Extract from the article What we can learn from our grandparents’ diet on news.com.au
1. Eat food… Don’t eat anything your great-great-grandmother wouldn’t recognise as food.
2. Avoid even those food products that come bearing health claims. Don’t forget that margarine, one of the first industrial foods to claim that it was healthier than the traditional food it replaced, turned out to give people heart attacks.
3. Especially avoid food products containing ingredients that are a) unfamiliar, b) unpronounceable c) more than five in number – or that contain high-fructose corn syrup. None of these characteristics are necessarily harmful in and of themselves, but all of them are reliable markers for foods that have been highly processed.
4. Get out of the supermarket whenever possible. You won’t find any high-fructose corn syrup at the farmer’s market; you also won’t find food harvested long ago and far away. What you will find are fresh whole foods picked at the peak of nutritional quality. Precisely the kind of food your great-great-grandmother would have recognised as food.
5. Pay more, eat less. There’s no escaping the fact that better food – measured by taste or nutritional quality (which often correspond) – costs more, because it has been grown or raised less intensively and with more care.

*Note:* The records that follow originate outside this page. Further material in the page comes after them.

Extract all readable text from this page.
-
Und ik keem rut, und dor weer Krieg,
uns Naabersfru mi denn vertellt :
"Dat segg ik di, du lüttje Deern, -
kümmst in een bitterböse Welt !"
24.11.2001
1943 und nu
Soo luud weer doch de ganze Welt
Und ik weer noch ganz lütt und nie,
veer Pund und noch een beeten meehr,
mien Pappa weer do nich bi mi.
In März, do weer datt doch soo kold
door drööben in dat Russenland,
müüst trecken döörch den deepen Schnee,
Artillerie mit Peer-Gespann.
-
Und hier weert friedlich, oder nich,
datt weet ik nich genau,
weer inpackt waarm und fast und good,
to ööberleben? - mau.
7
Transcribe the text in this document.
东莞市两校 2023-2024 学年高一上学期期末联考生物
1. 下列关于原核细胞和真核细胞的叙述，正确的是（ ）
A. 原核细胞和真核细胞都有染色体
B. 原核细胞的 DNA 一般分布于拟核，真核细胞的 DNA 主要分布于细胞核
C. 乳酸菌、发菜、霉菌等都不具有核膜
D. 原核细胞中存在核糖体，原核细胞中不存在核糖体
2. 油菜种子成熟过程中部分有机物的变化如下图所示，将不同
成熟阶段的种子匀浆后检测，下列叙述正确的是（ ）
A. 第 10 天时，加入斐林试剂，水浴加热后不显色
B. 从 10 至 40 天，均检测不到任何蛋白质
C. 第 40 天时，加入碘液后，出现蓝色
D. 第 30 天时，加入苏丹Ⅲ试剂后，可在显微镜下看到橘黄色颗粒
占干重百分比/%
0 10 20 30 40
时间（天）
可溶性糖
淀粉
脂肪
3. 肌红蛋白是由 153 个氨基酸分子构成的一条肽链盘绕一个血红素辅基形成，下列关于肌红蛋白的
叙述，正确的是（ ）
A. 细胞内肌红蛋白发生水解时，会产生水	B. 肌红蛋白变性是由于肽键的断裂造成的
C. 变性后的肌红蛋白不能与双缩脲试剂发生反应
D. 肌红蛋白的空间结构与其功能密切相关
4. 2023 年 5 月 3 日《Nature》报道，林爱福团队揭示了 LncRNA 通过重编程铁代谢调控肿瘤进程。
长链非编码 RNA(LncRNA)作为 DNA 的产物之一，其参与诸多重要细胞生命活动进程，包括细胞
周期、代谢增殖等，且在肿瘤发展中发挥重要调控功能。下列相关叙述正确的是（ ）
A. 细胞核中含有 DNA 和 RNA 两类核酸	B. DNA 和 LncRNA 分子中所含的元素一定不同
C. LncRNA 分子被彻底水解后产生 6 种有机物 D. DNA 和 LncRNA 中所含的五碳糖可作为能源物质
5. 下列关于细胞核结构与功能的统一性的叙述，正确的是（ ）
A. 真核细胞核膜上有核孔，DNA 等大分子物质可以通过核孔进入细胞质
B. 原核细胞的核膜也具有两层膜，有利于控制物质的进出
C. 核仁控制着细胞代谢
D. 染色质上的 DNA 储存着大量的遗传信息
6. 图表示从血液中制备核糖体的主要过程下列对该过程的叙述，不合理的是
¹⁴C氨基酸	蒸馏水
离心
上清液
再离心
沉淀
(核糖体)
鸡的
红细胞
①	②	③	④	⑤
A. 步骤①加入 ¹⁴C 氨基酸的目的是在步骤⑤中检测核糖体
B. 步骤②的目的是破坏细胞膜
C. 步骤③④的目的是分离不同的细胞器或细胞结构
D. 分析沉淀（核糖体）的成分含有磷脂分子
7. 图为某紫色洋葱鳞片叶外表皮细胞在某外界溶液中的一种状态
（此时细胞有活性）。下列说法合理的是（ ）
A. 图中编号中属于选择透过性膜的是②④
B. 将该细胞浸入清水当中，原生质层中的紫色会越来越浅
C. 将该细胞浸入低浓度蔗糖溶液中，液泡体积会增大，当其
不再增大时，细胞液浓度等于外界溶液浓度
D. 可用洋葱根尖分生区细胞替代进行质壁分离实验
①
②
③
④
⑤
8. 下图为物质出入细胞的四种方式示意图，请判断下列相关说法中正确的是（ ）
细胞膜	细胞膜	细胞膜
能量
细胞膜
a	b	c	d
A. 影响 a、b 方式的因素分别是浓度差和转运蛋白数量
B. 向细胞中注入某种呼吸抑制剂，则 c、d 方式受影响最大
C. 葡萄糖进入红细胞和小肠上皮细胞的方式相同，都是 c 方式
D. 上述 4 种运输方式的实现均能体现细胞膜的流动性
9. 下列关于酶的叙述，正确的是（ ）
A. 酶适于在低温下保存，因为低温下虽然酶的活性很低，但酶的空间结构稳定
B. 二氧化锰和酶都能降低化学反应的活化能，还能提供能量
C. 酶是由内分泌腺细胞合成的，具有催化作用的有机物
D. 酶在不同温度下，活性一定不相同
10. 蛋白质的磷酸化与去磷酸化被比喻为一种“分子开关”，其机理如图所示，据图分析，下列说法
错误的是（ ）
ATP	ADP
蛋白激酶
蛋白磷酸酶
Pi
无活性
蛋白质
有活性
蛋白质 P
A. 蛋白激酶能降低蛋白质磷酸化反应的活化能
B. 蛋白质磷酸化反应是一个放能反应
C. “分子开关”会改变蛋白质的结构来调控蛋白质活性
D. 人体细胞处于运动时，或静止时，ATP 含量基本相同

6. Eat mostly plants, especially leaves … By eating a plant-based diet, you’ll be consuming far fewer calories, since plant foods (except seeds) are typically less” energy dense” than the other things you might eat.
7. Eat more like the French. Or the Japanese. Or the Italians. Or the Greeks. Confounding factors aside, people who eat according to the rules of a traditional food culture are generally healthier than we are. Any traditional diet will do: if it weren’t a healthy diet, the people who follow it wouldn’t still be around.
8. Cook. And if you can, plant a garden. The culture of the kitchen, as embodied in those enduring traditions we call cuisines, contains more wisdom about diet and health than you are apt to find in any nutrition journal. Plus, the food you grow yourself contributes to your health long before you sit down to eat it.
9. Eat like an omnivore. Try to add new species, not just new foods, to your diet. The greater the diversity of species you eat, the more likely you are to cover all your nutritional bases.